Don Loló contestaba negativamente a estas indicaciones: todo era inútil, ya no tenía remedio. Por fin se dejó convencer, y al día siguiente, al alba, puntual, se presentó en Primosole el tío Dimas Licasi con el capazo de las herramientas a la espalda.

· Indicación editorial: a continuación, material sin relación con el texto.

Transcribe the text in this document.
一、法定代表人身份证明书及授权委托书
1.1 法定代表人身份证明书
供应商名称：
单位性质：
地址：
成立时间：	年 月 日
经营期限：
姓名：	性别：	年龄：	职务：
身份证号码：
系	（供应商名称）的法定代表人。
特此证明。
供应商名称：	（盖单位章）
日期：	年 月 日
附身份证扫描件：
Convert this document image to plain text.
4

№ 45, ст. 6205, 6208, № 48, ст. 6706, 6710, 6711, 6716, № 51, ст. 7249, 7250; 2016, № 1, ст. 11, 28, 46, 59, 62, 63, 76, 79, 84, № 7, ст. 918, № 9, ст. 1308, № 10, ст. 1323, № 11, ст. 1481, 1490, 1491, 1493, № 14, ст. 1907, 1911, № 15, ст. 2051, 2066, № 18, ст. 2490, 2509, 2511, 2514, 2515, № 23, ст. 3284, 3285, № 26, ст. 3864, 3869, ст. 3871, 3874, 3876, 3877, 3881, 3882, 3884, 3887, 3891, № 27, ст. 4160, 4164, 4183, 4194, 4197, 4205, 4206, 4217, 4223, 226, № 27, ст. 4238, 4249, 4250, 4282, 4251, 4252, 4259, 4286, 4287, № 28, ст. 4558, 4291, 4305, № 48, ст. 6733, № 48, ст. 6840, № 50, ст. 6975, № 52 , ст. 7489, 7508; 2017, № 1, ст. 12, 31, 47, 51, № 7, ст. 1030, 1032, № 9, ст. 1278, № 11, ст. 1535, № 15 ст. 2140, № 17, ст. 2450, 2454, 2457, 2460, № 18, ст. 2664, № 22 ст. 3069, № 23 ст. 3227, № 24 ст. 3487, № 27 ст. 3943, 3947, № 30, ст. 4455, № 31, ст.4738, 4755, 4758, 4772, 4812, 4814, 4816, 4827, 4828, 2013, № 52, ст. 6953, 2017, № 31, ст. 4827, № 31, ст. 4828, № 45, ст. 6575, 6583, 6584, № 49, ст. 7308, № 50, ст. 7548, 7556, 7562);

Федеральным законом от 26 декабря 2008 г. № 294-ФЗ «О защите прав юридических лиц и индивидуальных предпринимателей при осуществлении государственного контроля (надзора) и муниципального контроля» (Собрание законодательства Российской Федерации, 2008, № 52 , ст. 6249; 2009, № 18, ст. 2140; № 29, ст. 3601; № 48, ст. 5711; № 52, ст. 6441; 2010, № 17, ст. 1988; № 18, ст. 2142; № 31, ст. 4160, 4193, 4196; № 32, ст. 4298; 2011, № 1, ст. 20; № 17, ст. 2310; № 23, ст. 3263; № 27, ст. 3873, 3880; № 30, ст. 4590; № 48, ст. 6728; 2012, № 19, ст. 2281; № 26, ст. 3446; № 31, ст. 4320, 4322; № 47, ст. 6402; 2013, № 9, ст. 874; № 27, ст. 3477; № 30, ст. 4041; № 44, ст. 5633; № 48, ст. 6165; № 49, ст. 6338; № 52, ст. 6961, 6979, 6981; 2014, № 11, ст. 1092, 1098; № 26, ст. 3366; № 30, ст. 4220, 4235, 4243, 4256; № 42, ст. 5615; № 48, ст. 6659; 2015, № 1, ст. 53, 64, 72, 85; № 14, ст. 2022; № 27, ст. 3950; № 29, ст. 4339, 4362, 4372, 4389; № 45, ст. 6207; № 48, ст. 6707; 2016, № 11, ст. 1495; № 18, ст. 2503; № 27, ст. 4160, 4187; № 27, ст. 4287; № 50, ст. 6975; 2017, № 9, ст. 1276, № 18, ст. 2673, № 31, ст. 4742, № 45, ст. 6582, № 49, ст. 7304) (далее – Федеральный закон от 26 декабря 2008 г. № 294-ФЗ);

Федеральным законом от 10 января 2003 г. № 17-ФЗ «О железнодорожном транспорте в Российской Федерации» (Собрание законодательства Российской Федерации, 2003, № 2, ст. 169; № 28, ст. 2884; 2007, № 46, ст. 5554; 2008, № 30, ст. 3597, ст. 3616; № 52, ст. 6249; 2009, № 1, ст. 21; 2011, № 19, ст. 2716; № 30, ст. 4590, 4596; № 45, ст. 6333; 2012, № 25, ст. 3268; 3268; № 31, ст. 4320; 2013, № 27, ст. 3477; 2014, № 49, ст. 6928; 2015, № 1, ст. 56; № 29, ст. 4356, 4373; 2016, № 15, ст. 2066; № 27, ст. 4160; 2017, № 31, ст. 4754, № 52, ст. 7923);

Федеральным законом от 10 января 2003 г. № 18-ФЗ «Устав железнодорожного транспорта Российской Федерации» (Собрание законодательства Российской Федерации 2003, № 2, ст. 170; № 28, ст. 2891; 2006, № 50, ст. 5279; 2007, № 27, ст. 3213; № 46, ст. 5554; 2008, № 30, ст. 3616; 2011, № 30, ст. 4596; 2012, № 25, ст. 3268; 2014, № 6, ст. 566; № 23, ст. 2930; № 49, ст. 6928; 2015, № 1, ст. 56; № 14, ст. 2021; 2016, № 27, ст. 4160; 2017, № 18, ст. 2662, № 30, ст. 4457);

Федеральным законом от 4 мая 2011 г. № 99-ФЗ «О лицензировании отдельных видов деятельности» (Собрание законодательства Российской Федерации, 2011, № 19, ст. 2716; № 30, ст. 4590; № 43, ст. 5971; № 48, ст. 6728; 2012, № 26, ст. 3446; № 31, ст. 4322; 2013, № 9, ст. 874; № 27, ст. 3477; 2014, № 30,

Era un viejo deforme, patizambo, con las articulaciones torpes y nudosas, como un viejo tronco de olivo sarraceno. No se le sacaba ni con ganchos una palabra de la boca. Era la suya una sombría taciturnidad, una tristeza que tenía su raíz en aquel cuerpo suyo deforme; era también desconfianza de que los demás pudiesen comprender y apreciar justamente su mérito de inventor no patentado todavía. Quería que hablasen por él los hechos. Y miraba hacia todos lados receloso para que no le robasen el secreto de la confección de aquella pasta milagrosa.

—¡Enséñemela usted! —fue lo primero que le dijo don Loló después de haberlo inspeccionado un largo rato con desconfianza.

El tío Dimas, lleno de dignidad, hizo un gesto negativo con la cabeza.

—¡No la enseño más que cuando trabajo! —Pero, ¿resultará bien?

El tío Dimas dejó en tierra el capazo; sacó de él un pañolón viejo, desteñido, muy envuelto; lo desplegó poco a poco, entre la atención y la curiosidad de todos, y cuando, finalmente, descubrió unas gafas rotas y atadas con un bramante, él suspiró y los demás rieron.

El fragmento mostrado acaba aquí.